Score de productivité de Microsoft 365 : retour sur un scandale

Il a été lancé en octobre et il n’a pas fait que des adeptes. Microsoft avait promis avec son “score de productivité” un outil permettant aux utilisateurs de “tirer parti de la technologie pour identifier les points d’amélioration de leur organisation”. C’était sans compter sur les défenseurs de la vie privée et de la confidentialité. 

Qu’est-ce que le “score de productivité” de MS 365 ?

  • Le “score de productivité” était initialement destiné aux professionnels utilisant Office 365. Il a été officiellement proposé aux entreprises en octobre 2020. 
  • Il entendait permettre d’établir un “score de productivité” auprès des utilisateurs d’Office 365. 
  • L’objectif, pour Microsoft : permettre aux entreprises de “tirer parti de la technologie pour identifier des points d’amélioration dans leur organisation”. 
  • Le score (sur 800) est calculé en fonction de plusieurs données récoltées par les outils d’Office 365 : temps passé sur Teams, temps passé à rédiger, nombre d’e-mails envoyés, pauses, nombre de documents partagés ou manipulés, actions entreprises sur OneDrive, temps passé en réunion… Le tout dans un temps donné. 
  • Le but : permettre aux managers et aux employeurs de comparer le score à celui de leurs concurrents et d’optimiser le travail de leurs effectifs.
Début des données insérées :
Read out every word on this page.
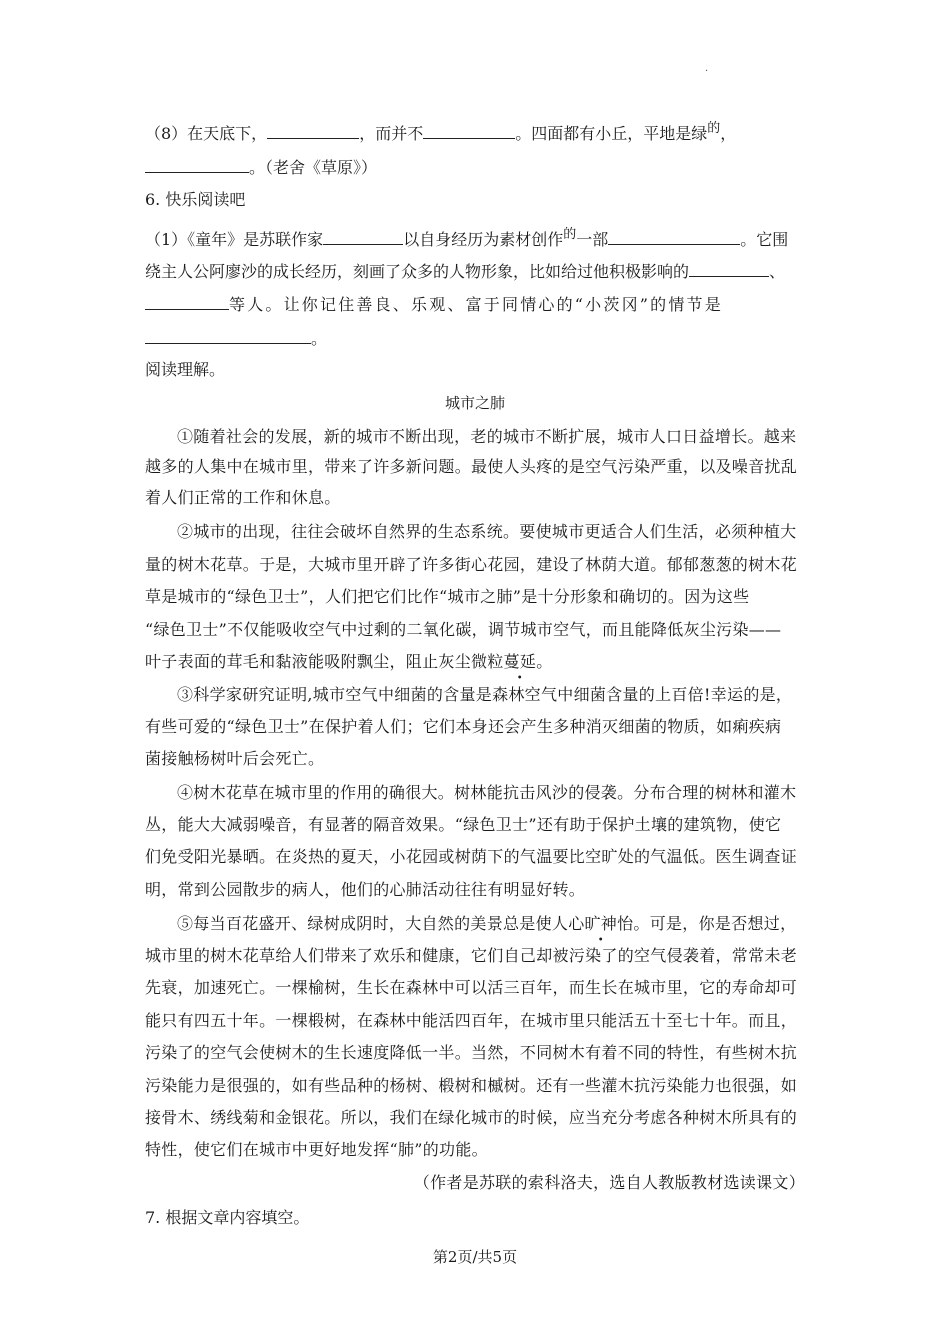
·
（8）在天底下，	，而并不	。四面都有小丘，平地是绿$^的$，
。（老舍《草原》）
6. 快乐阅读吧
（1）《童年》是苏联作家	以自身经历为素材创作$^的$一部	。它围
绕主人公阿廖沙的成长经历，刻画了众多的人物形象，比如给过他积极影响的	、
等人。让你记住善良、乐观、富于同情心的“小茨冈”的情节是
。
阅读理解。
城市之肺
①随着社会的发展，新的城市不断出现，老的城市不断扩展，城市人口日益增长。越来
越多的人集中在城市里，带来了许多新问题。最使人头疼的是空气污染严重，以及噪音扰乱
着人们正常的工作和休息。
②城市的出现，往往会破坏自然界的生态系统。要使城市更适合人们生活，必须种植大
量的树木花草。于是，大城市里开辟了许多街心花园，建设了林荫大道。郁郁葱葱的树木花
草是城市的“绿色卫士”，人们把它们比作“城市之肺”是十分形象和确切的。因为这些
“绿色卫士”不仅能吸收空气中过剩的二氧化碳，调节城市空气，而且能降低灰尘污染——
叶子表面的茸毛和黏液能吸附飘尘，阻止灰尘微粒蔓延。
③科学家研究证明,城市空气中细菌的含量是森林空气中细菌含量的上百倍!幸运的是，
有些可爱的“绿色卫士”在保护着人们；它们本身还会产生多种消灭细菌的物质，如痢疾病
菌接触杨树叶后会死亡。
④树木花草在城市里的作用的确很大。树林能抗击风沙的侵袭。分布合理的树林和灌木
丛，能大大减弱噪音，有显著的隔音效果。“绿色卫士”还有助于保护土壤的建筑物，使它
们免受阳光暴晒。在炎热的夏天，小花园或树荫下的气温要比空旷处的气温低。医生调查证
明，常到公园散步的病人，他们的心肺活动往往有明显好转。
⑤每当百花盛开、绿树成阴时，大自然的美景总是使人心旷神怡。可是，你是否想过，
城市里的树木花草给人们带来了欢乐和健康，它们自己却被污染了的空气侵袭着，常常未老
先衰，加速死亡。一棵榆树，生长在森林中可以活三百年，而生长在城市里，它的寿命却可
能只有四五十年。一棵椴树，在森林中能活四百年，在城市里只能活五十至七十年。而且，
污染了的空气会使树木的生长速度降低一半。当然，不同树木有着不同的特性，有些树木抗
污染能力是很强的，如有些品种的杨树、椴树和槭树。还有一些灌木抗污染能力也很强，如
接骨木、绣线菊和金银花。所以，我们在绿化城市的时候，应当充分考虑各种树木所具有的
特性，使它们在城市中更好地发挥“肺”的功能。
（作者是苏联的索科洛夫，选自人教版教材选读课文）
7. 根据文章内容填空。
第2页/共5页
Et de mieux orienter ensuite les habitudes de travail pour aboutir à une meileure organisation… 
  • Sauf que tout ne s’est pas passé comme Microsoft le pensait… 

Vie privée : Microsoft accusé d’encourager la surveillance des employés 

  • Le score de productivité a en effet rapidement été perçu comme un instrument de surveillance, qui pourrait avoir une influence négative sur les performances des équipes. 
  • Dans un contexte de Covid-19, de confinement et de télétravail, l’outil a vite été perçu comme une dérive et une manière d’encourager la surveillance des employés. D’autant que les statistiques se limitent à l’environnement Microsoft et ne prennent pas en compte le temps passé sur d’autres outils. 
  • Les détracteurs ont très vite qualifié l’outil d’arme de surveillance constante qui s’apparente à de la maltraitance psychologique. 
  • Microsoft a eu beau s’en défendre, et arguer que l’outil ne permettait pas de savoir ce que faisaient les employés, le mal était fait… 

“Flicage managérial” : Microsoft rétropédale et modifie son outil 

  • La CNIL (commission nationale de l’informatique et des libertés) ne s’est pas exprimée spécifiquement sur le score de productivité de Microsoft. Elle a toutefois mis en garde contre l’utilisation des outils de télésurveillance des salariés. 
  • Elle a ainsi rappelé : “Si le pouvoir de contrôle de l’employeur est une contrepartie normale et inhérente au contrat de travail, les juridictions ont rappelé de manière constante que ce pouvoir ne saurait être exercé de manière excessive”. 
  • Microsoft n’a donc eu d’autre choix que de rétropédaler. 
  • A la clé, la modification du score de productivité a été annoncée par Microsoft le 1er décembre de manière à le rendre moins intrusif et à éviter qu’il ne puisse servir à suivre l’engagement d’un employé en particulier. 
  • La société a précisé : “Nous pensons que le respect de la vie privée est un droit humain, et nous sommes profondément attachés à la vie privée de chaque personne qui utilise nos produits”. 

Quelles modifications concrètes pour l’outil de Microsoft 365 ?

  • Il n’était pas question pour Microsoft de renoncer au score de productivité en tant que tel. 
  • Il s’agit en effet pour l’entreprise d’un “outil qui aide les organisations à mesurer et à gérer l’adoption de Microsoft 365”. 
  • Pour corriger le tir, Microsoft a donc réalisé deux modifications majeures. 
  • D’une part, il est désormais impossible d’avoir une vue sur les statistiques d’une personne en particulier. L’agrégation de données se fait au niveau de l’organisation dans laquelle elle se trouve. Les statistiques nominatives, initialement disponibles lors de la preview du service pour une période de 28 jours, sont donc supprimées. 
  • Des ajustements concernant l’interface ont également été annoncés. L’objectif : rendre palpable l’idée qu’il s’agit d’une mesure de l’adoption de la technologie par l’organisation, et non d’un flicage individuel des employés.  
  • Toujours est-il que Microsoft assure son engagement en faveur de la vie privée et de la confidentialité, et se défend totalement d’avoir voulu créer un outil de surveillance massive.